The Volteface report says: "Whilst evidence bases and template models exist from successful existing schemes, it is crucial that this scheme is carefully designed and tailored to the needs of the Borough.
Quarterly or bi-annual meetings should be held between stakeholders to analyse the benefits and any potential negative consequences of the scheme."
A spokesperson for the Mayor of London told Mixmag: “The Mayor firmly believes that drug use, and its related crimes, are preventable and not inevitable. That is why his approaches to tackling these issues are rooted in deterrence and early intervention.
“City Hall is working closely with community groups across London, providing them with the resources they need to tackle poverty, alienation and a lack of opportunity so that they can help bring about lasting change in their local area.
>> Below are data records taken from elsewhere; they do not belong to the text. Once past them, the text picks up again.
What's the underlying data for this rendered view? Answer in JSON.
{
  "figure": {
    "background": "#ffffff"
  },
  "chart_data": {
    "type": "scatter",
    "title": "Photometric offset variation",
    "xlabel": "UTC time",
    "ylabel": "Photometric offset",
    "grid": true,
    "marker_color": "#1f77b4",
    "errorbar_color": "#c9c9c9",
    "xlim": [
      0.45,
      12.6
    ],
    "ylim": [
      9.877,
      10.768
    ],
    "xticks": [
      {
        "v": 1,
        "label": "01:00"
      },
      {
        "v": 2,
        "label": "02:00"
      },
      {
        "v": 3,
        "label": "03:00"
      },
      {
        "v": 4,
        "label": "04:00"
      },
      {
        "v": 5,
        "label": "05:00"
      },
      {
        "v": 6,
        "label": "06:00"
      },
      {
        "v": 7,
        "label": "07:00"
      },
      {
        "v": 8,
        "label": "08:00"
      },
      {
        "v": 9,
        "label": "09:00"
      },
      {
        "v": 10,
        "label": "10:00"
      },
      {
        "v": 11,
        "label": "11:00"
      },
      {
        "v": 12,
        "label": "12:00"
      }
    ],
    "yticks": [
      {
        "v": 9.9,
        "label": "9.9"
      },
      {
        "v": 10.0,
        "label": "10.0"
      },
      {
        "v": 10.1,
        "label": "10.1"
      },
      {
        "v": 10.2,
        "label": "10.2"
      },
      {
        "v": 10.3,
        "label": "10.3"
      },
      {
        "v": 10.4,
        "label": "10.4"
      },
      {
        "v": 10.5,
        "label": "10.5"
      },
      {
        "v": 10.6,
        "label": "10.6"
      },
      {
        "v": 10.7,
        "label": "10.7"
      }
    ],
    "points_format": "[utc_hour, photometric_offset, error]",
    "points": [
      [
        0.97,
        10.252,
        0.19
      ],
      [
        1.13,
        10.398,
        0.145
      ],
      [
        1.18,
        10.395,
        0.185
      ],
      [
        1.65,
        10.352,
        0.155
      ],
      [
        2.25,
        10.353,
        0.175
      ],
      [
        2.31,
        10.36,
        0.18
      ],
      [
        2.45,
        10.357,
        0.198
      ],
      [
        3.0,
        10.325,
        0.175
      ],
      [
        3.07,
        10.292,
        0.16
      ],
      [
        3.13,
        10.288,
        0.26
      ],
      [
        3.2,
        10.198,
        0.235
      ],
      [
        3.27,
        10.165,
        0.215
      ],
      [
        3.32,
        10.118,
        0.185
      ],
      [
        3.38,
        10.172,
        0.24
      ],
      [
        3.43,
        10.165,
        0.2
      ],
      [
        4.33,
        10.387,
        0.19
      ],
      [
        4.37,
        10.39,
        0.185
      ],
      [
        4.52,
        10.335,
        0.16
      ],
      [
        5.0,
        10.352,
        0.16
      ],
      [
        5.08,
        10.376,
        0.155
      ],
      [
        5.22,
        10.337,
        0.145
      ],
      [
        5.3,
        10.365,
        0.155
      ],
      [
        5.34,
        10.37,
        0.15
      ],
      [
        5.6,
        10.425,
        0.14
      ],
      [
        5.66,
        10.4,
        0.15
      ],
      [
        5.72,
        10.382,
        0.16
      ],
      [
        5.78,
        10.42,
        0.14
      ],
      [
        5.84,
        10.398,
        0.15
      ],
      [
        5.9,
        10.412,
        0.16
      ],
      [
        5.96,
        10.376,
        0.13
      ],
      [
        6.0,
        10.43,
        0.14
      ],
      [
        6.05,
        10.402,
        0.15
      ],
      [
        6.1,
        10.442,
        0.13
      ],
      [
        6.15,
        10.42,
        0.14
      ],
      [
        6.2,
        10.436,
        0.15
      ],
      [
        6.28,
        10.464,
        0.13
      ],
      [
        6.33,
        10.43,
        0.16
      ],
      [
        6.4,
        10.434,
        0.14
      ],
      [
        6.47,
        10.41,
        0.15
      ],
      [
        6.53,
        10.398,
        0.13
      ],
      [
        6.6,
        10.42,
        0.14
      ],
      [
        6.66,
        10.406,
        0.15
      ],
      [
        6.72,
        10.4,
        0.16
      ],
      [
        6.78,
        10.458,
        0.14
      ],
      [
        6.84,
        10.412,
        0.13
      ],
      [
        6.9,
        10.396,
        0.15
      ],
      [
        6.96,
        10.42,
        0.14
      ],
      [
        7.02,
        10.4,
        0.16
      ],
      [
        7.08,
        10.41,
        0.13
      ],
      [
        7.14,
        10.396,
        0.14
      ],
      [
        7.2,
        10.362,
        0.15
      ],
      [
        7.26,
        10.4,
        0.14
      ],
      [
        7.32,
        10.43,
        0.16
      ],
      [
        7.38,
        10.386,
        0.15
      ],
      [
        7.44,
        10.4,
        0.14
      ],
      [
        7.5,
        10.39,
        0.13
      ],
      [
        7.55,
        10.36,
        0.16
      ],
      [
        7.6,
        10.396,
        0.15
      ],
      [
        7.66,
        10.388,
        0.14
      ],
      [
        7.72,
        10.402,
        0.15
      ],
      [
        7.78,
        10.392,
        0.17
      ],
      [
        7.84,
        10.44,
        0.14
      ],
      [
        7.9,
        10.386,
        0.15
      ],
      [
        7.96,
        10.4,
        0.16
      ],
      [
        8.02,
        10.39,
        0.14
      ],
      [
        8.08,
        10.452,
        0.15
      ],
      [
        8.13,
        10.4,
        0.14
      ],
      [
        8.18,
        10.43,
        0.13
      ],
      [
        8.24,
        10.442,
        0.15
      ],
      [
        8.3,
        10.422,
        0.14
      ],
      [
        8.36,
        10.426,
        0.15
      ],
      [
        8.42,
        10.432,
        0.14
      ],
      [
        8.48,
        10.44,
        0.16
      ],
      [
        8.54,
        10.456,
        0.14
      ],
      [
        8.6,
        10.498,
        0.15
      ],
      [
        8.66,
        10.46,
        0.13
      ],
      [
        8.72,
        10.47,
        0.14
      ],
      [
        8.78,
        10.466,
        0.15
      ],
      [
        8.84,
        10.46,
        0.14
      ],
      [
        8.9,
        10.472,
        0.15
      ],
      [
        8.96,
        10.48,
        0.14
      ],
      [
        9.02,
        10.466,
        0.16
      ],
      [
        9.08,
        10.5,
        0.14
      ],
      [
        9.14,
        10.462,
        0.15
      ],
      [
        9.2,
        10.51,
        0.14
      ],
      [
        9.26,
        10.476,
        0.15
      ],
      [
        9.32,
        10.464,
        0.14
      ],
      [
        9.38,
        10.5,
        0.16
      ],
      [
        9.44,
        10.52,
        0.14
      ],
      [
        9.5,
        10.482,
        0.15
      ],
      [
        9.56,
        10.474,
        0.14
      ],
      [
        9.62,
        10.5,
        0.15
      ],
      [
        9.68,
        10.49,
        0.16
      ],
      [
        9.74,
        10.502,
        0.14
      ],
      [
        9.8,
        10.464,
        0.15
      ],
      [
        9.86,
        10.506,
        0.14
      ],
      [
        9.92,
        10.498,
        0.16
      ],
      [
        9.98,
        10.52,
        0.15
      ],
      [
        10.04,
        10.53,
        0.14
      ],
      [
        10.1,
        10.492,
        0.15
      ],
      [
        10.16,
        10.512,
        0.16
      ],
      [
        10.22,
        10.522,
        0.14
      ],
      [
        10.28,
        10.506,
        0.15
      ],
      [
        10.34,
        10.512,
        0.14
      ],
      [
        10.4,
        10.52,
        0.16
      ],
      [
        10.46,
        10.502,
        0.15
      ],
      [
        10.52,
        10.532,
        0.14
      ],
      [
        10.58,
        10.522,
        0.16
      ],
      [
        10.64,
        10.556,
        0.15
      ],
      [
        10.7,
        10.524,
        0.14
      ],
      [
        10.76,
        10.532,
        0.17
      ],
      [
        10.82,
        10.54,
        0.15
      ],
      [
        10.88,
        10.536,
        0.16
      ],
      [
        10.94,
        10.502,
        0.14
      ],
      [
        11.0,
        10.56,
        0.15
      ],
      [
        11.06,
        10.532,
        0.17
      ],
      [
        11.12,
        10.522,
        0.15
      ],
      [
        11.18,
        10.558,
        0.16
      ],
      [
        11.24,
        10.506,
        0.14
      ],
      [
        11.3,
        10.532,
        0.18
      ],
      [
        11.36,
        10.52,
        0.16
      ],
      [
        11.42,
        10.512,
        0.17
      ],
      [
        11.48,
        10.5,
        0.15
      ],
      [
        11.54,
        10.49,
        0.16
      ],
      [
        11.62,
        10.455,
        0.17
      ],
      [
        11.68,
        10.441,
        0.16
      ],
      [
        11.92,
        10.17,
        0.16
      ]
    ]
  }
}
“A core focus of this work is investigating various ways in which young people can be diverted away from low-level drug use by being better informed about its harm, and MOPAC is actively involved in discussions around this scheme.
“We know that we’ll never be able to simply arrest our way out of the problem, which is why we continue to work on schemes that provide young people with support and education, rather than simply putting them through the criminal justice system – with the aim of diverting them away from drug use and crime for good”.